Il y a cinq ans, lors d'un précédent concert de Tortoise, j'expliquais pourquoi, décidément, je n'arrivais pas à entrer dans la musique des chicagoans. Pourquoi dès lors y retourner ? Pour deux raisons majeures. Tout d'abord, si l'évolution de mes choix esthétiques évoquée dans mon précédent billet m'éloigne un peu plus chaque jour du jazz hexagonal, elle me conduit parallèlement de plus en plus régulièrement vers les productions de la Windy City. L'autre raison en était le renfort de six jazzmen, promesse d'une ouverture de la musique de Tortoise vers des chemins moins balisés (ou en tout cas moins ouvertement rock).

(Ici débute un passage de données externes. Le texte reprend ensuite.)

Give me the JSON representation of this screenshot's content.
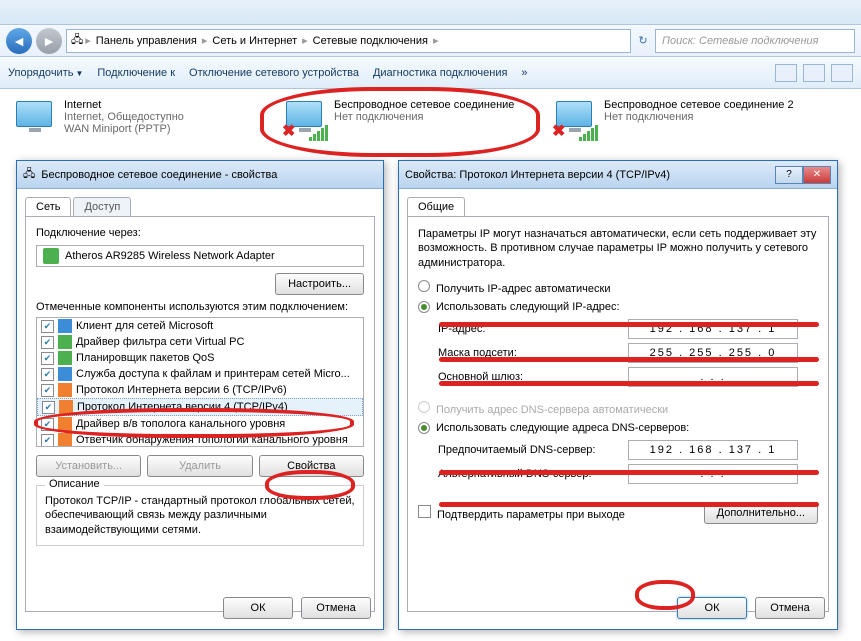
{
  "explorer": {
    "breadcrumbs": [
      "Панель управления",
      "Сеть и Интернет",
      "Сетевые подключения"
    ],
    "search_placeholder": "Поиск: Сетевые подключения",
    "toolbar": {
      "organize": "Упорядочить",
      "connect_to": "Подключение к",
      "disable_device": "Отключение сетевого устройства",
      "diagnose": "Диагностика подключения"
    }
  },
  "connections": [
    {
      "title": "Internet",
      "line2": "Internet, Общедоступно",
      "line3": "WAN Miniport (PPTP)",
      "has_x": false,
      "has_bars": false
    },
    {
      "title": "Беспроводное сетевое соединение",
      "line2": "Нет подключения",
      "line3": "",
      "has_x": true,
      "has_bars": true
    },
    {
      "title": "Беспроводное сетевое соединение 2",
      "line2": "Нет подключения",
      "line3": "",
      "has_x": true,
      "has_bars": true
    }
  ],
  "dlg_props": {
    "title": "Беспроводное сетевое соединение - свойства",
    "tabs": {
      "net": "Сеть",
      "access": "Доступ"
    },
    "connect_using": "Подключение через:",
    "adapter": "Atheros AR9285 Wireless Network Adapter",
    "configure_btn": "Настроить...",
    "components_label": "Отмеченные компоненты используются этим подключением:",
    "components": [
      "Клиент для сетей Microsoft",
      "Драйвер фильтра сети Virtual PC",
      "Планировщик пакетов QoS",
      "Служба доступа к файлам и принтерам сетей Micro...",
      "Протокол Интернета версии 6 (TCP/IPv6)",
      "Протокол Интернета версии 4 (TCP/IPv4)",
      "Драйвер в/в тополога канального уровня",
      "Ответчик обнаружения топологии канального уровня"
    ],
    "install_btn": "Установить...",
    "remove_btn": "Удалить",
    "properties_btn": "Свойства",
    "desc_title": "Описание",
    "desc_text": "Протокол TCP/IP - стандартный протокол глобальных сетей, обеспечивающий связь между различными взаимодействующими сетями.",
    "ok": "ОК",
    "cancel": "Отмена"
  },
  "dlg_ip": {
    "title": "Свойства: Протокол Интернета версии 4 (TCP/IPv4)",
    "tabs": {
      "general": "Общие"
    },
    "intro": "Параметры IP могут назначаться автоматически, если сеть поддерживает эту возможность. В противном случае параметры IP можно получить у сетевого администратора.",
    "radio_auto_ip": "Получить IP-адрес автоматически",
    "radio_manual_ip": "Использовать следующий IP-адрес:",
    "ip_label": "IP-адрес:",
    "ip_value": "192 . 168 . 137 .   1",
    "mask_label": "Маска подсети:",
    "mask_value": "255 . 255 . 255 .   0",
    "gateway_label": "Основной шлюз:",
    "gateway_value": " .       .       .  ",
    "radio_auto_dns": "Получить адрес DNS-сервера автоматически",
    "radio_manual_dns": "Использовать следующие адреса DNS-серверов:",
    "dns1_label": "Предпочитаемый DNS-сервер:",
    "dns1_value": "192 . 168 . 137 .   1",
    "dns2_label": "Альтернативный DNS-сервер:",
    "dns2_value": " .       .       .  ",
    "validate_chk": "Подтвердить параметры при выходе",
    "advanced_btn": "Дополнительно...",
    "ok": "ОК",
    "cancel": "Отмена"
  }
}
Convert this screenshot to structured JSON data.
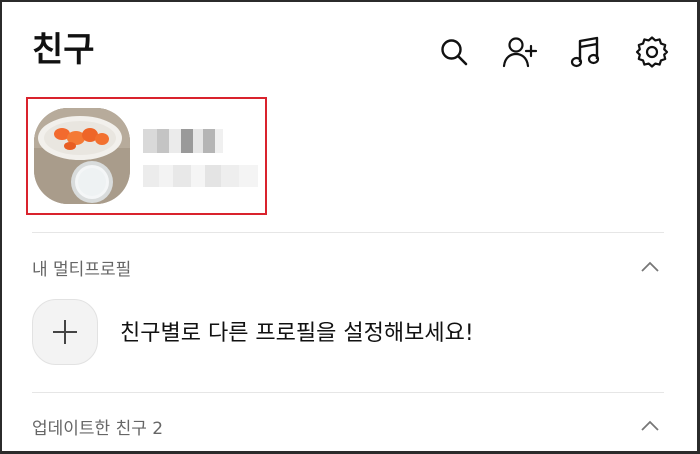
{
  "header": {
    "title": "친구",
    "icons": [
      "search-icon",
      "add-friend-icon",
      "music-icon",
      "settings-icon"
    ]
  },
  "profile": {
    "avatar": "food-photo-avatar",
    "name": "",
    "status": ""
  },
  "multi_profile": {
    "title": "내 멀티프로필",
    "cta_text": "친구별로 다른 프로필을 설정해보세요!"
  },
  "updated_friends": {
    "title": "업데이트한 친구 2"
  },
  "colors": {
    "highlight_border": "#d9232d",
    "divider": "#e6e6e6",
    "text_primary": "#111111",
    "text_secondary": "#666666"
  }
}
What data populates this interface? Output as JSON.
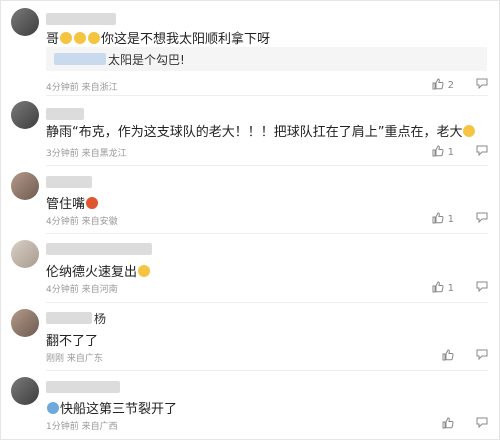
{
  "comments": [
    {
      "text_a": "哥",
      "text_b": "你这是不想我太阳顺利拿下呀",
      "quote_text": "太阳是个勾巴!",
      "meta": "4分钟前 来自浙江",
      "likes": "2"
    },
    {
      "text_a": "静雨“布克，作为这支球队的老大！！！把球队扛在了肩上”重点在，老大",
      "meta": "3分钟前 来自黑龙江",
      "likes": "1"
    },
    {
      "text_a": "管住嘴",
      "meta": "4分钟前 来自安徽",
      "likes": "1"
    },
    {
      "text_a": "伦纳德火速复出",
      "meta": "4分钟前 来自河南",
      "likes": "1"
    },
    {
      "name_tail": "杨",
      "text_a": "翻不了了",
      "meta": "刚刚 来自广东",
      "likes": ""
    },
    {
      "text_a": "快船这第三节裂开了",
      "meta": "1分钟前 来自广西",
      "likes": ""
    }
  ],
  "icons": {
    "like": "thumbs-up-icon",
    "reply": "comment-bubble-icon"
  }
}
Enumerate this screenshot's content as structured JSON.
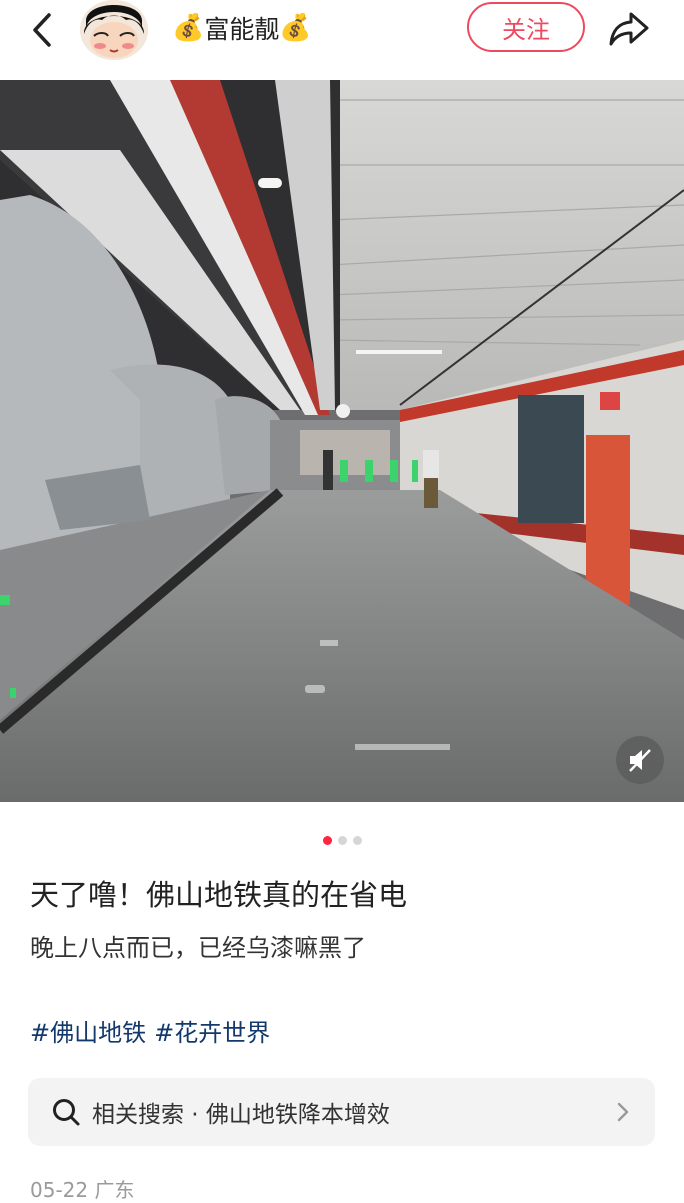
{
  "header": {
    "back_icon": "chevron-left-icon",
    "author_name": "富能靓",
    "author_decor": "💰",
    "follow_label": "关注",
    "share_icon": "share-arrow-icon",
    "accent_color": "#ee4a5f"
  },
  "media": {
    "image_alt": "佛山地铁站台",
    "mute_icon": "speaker-mute-icon",
    "carousel": {
      "count": 3,
      "active": 1
    }
  },
  "post": {
    "title": "天了噜！佛山地铁真的在省电",
    "body": "晚上八点而已，已经乌漆嘛黑了",
    "tags": [
      "#佛山地铁",
      "#花卉世界"
    ]
  },
  "related_search": {
    "icon": "search-icon",
    "text": "相关搜索 · 佛山地铁降本增效",
    "chevron_icon": "chevron-right-icon"
  },
  "meta": {
    "date_location": "05-22 广东"
  }
}
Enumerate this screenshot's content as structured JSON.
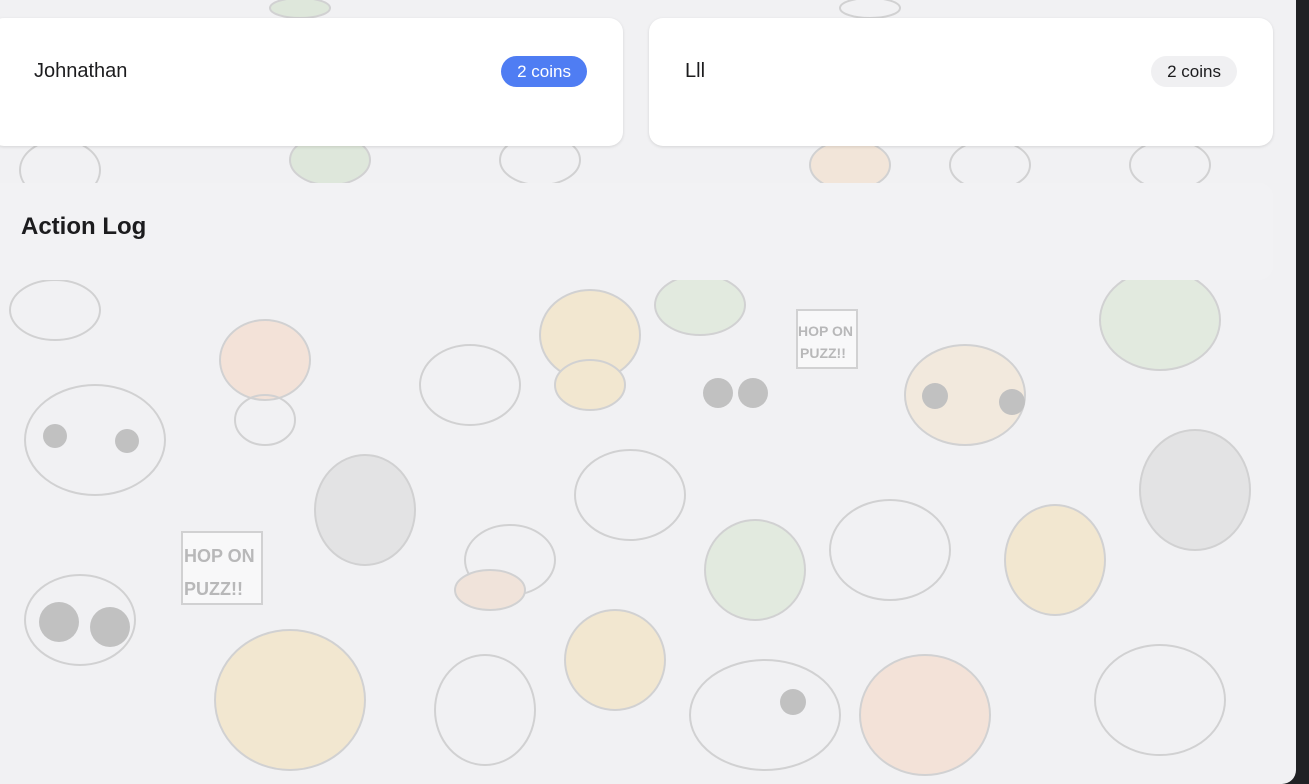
{
  "players": [
    {
      "name": "Johnathan",
      "coins": "2 coins",
      "active": true
    },
    {
      "name": "Lll",
      "coins": "2 coins",
      "active": false
    }
  ],
  "action_log": {
    "title": "Action Log"
  },
  "background": {
    "sticker_text_line1": "HOP ON",
    "sticker_text_line2": "PUZZ!!"
  },
  "colors": {
    "active_badge": "#4f7df3",
    "inactive_badge": "#f0f0f2",
    "page_bg": "#f1f1f3"
  }
}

Les onze musiciens réunis pour l'occasion forment un arc de cercle sur la scène de la MAC. Sur l'aile droite, les cinq de Tortoise : John Herndon à la batterie, Doug McCombs à la basse, Jeff Parker à la guitare et John McEntire et Dan Bitney aux machines et claviers. Sur l'aile gauche, les six invités. Trois renforts du Midwest : J.T. Bates à la batterie (Minneapolis), Jim Baker au piano et Nicole Mitchell à la flûte (Chicago). Et trois jeunes musiciens français : Julien Desprez à la guitare, Antonin-Tri Hoang au sax alto et à la clarinette basse, et Aymeric Avice à la trompette. La musique proposée conserve certaines caractéristiques propres à Tortoise, comme ces lignes de basse obsédantes, tirant vers le minimalisme répétitif, ou le phrasé très liquide de Jeff Parker à la guitare. La confrontation de deux batteries est aussi constitutive de l'identité des chicagoans, mais en confiant l'une des deux à un élément extérieur cette fois, ils évitent les rythmes trop carrés qui m'avaient déplu en 2008. Au contraire, cela permet de déployer un riche tapis rythmique, soyeux et délicat, sur lequel le petit groupe formé par les trois soufflants et Julien Desprez, rassemblé à l’extrémité gauche de l'arc de cercle, prend son envol vers de tendres territoires oniriques, évocateurs de vastes espaces majestueux. La présence des trois vents donne ainsi une belle ampleur à la musique de Tortoise, la conduisant hors des sentiers battus. Nicole Mitchell notamment, habituée de cette esthétique chicagoane décloisonnée, fait des merveilles, virevoltant avec légèreté au-dessus de la jungle rythmique déployée sous ses larges ailes. Aymeric Avice n'est pas en reste, néanmoins, prenant quelques beaux et puissants solos, dont un au début de la première suite à l'éclat particulièrement brillant. Mais c'est surtout la cohésion de ce groupe de quatre au sein de l'ensemble plus large qui marque les esprits. Un passage magnifique, alors que tous les autres se sont tus, illumine particulièrement le concert. Respiration des airs du grand large. Musique du cosmos et des rêves. Léger et profond, sur les chemins d'une musique de chambre sans mur ni plafond. Quand Tortoise nous propose cela, finalement, je n'ai aucun mal à adhérer pleinement à leur musique.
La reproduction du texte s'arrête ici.